3. I do not think it was open to the Magistrate at the stage of the proceedings when he struck out the charge to amend the charge so as to reduce the offences to three. Section 233, Criminal Procedure Code, lays down the general rule that for every distinct offence there must be a separate charge. Section 234 qualifies the general rule by providing that, in certain cases, an accused person may be charged with and tried at one trial for not more than three offences. If the prosecution seek to have the benefit of the exception which modifies the general rule, it is, of course, for them to show the case falls within the terms of the enactment which provides for the exception. In the present case the charge was not amended until after the petitioner had been charged with four offences, had pleaded to four offences and evidence had been adduced on both sides with reference to four offences. It may be that the words of Section 227 are wide enough to warrant a Court in altering a charge by striking out one of the charges at any time before judgment; but it seems to me the section does not warrant the striking out of a charge for the purpose of curing an illegality which had already been committed. One of the objects of the limitation contained in Section 234 is to prevent the accused being embarrassed by a multiplicity of charges. I am unable to hold that a charge which is bad on the face of it can be cured by an amendment made at a stage of the proceedings when the mischief which the Legislature intended to guard against by the enactment which has been contravened, may, already have been done.

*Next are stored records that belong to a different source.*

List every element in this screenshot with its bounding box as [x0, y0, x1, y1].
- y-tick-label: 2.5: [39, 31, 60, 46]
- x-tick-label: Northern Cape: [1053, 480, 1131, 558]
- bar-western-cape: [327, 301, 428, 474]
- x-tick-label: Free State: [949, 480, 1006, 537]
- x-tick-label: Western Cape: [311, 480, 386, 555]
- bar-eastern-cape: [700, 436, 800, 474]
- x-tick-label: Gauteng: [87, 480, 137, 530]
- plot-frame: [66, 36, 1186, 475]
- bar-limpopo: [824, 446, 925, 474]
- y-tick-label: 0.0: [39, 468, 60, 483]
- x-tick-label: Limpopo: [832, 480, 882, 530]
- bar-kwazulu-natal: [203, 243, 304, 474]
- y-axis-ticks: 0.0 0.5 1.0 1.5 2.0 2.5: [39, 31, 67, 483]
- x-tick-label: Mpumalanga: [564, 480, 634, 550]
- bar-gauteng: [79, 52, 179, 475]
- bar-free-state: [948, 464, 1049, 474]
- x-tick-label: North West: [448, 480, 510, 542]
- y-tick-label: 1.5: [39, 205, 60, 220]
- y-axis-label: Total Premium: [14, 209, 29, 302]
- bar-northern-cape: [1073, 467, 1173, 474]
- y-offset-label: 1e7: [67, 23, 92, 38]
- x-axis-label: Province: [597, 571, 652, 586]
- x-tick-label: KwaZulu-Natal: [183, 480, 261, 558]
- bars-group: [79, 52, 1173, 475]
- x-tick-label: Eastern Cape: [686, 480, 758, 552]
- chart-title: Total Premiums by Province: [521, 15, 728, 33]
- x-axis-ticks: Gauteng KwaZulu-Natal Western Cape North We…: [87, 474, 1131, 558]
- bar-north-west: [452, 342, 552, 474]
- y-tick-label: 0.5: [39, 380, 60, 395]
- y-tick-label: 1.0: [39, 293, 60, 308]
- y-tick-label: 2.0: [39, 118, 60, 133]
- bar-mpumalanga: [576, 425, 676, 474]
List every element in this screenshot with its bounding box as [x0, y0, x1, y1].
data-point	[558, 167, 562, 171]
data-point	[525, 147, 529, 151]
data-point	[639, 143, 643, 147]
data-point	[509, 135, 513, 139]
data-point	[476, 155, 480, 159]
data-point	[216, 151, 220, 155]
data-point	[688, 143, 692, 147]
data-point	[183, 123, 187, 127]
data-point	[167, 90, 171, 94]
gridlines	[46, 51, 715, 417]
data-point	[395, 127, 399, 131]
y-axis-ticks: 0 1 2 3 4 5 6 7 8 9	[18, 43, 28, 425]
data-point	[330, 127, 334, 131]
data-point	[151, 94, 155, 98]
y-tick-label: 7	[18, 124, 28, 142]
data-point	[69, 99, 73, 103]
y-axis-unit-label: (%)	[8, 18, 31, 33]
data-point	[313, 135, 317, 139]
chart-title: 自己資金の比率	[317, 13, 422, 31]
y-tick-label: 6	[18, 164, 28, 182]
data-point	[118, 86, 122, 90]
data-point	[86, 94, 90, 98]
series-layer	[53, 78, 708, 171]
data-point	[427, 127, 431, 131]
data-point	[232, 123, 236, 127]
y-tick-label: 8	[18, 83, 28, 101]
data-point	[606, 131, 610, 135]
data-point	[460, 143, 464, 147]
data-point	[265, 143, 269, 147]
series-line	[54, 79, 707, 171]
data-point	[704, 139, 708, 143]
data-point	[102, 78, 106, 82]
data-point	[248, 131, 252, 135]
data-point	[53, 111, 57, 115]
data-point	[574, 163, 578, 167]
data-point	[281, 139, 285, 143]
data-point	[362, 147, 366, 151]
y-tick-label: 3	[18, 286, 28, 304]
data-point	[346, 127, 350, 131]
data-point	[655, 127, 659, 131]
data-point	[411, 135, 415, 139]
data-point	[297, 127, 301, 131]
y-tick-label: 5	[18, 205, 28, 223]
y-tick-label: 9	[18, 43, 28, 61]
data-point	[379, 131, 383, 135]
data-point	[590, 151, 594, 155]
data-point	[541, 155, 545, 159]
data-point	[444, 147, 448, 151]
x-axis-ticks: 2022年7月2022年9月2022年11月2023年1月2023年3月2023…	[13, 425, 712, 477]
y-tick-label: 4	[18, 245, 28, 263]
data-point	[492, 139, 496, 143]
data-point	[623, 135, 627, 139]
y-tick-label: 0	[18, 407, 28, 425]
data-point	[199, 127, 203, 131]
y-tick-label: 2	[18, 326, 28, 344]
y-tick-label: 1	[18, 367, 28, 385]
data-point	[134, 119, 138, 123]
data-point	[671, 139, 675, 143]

7. The learned Magistrate was of opinion that the observations of Lord Halsbury in delivering the judgment of the Privy Council in Subrahmania Ayyar v. King-Emperor I.L.R. 25 Mad. 61 did not apply to this case, since in this case the defect in the charge was cured before judgment was pronounced. It seems to me that Lord Halsbury's observations are applicable to the facts of this case.

8. With reference to the case of Subrahmania Ayyar v. King-Emperor I.L.R. 25 Mad. 61, I may observe that the real point in that case was not - as seems sometimes to be assumed whether the charging with; and trying for more than three offences at one time could be regarded as an error, omission or irregularity within the meaning of Section 637 but whether, under article 26 of the Letters Patent the Court had power to adopt the course which was taken in that case.

9. I am of opinion that the conviction in the present case was bad and must be set aside. I accordingly set it aside and order a new trial.